John Madeley, Big Business Poor Peoples

"If a society spends one hundred dollars to manufacture a product within its borders, the money that is used to pay for materials, labor and, other costs moves through the economy as each recipient spends it. Due to this multiplier effect, a hundred dollars worth of primary production can add several hundred dollars to the Gross National Product (GNP) of that country. If money is spent in another country, circulation of that money is within the exporting country. This is the reason an industrialized product-exporting/commodity-importing country is wealthy and an undeveloped product-importing/commodity-exporting country is poor.
…Developed countries grow rich by selling capital-intensive (thus cheap) products for a high price and buying labor-intensive (thus expensive) products for a low price. This imbalance of trade expands the gap between rich and poor. The wealthy sell products to be consumed, not tools to produce. This maintains the monopolization of the tools of production, and assures a continued market for the product. [Such control of tools of production is a strategy of a mercantilist process. That control often requires military might."
        J.W. Smith, The World’s Wasted Wealth 2

"At first glance it may seem that the growth in development of export goods such as coffee, cotton, sugar, and lumber, would be beneficial to the exporting country, since it brings in revenue. In fact, it represents a type of exploitation called unequal exchange. A country that exports raw or unprocessed materials may gain currency for their sale, but they lose it if they import processed goods. The reason is that processed goods—goods that require additional labor—are more costly. Thus a country that exports lumber but does not have the capacity to process it must then re-import it in the form of finished lumber products, at a cost that is greater than the price it received for the raw product. The country that processes the materials gets the added revenue contributed by its laborers."
        Richard Robbins, Global Problems and the Culture of Capitalism


"More than 50 developing countries depend on three or fewer commodities for over half of their export earnings. Twenty countries are dependent on commodities for over 90 percent of their total foreign exchange earnings, says the World Bank."

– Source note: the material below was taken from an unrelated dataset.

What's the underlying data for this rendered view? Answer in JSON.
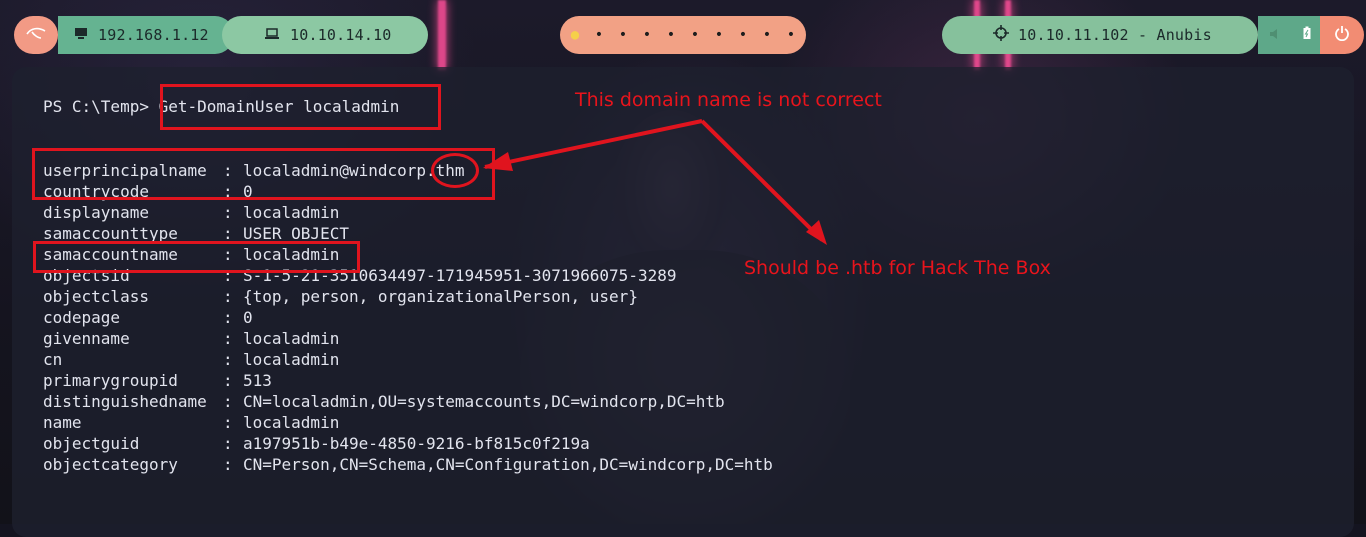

Ken Laidlaw, Market Cure Proposed For Third World’s Battered Farmers, Gemini News Service, December 4, 2001 

 Almost four years after the above was written, Oxfam reveals that things have not changed for the better: more than 50 per cent of Africa’s export earnings is derived from a single commodity; numerous countries are dependent on two commodities for the vast majority of their export earnings; and there are a number of other countries in Africa heavily dependent on very few commodities.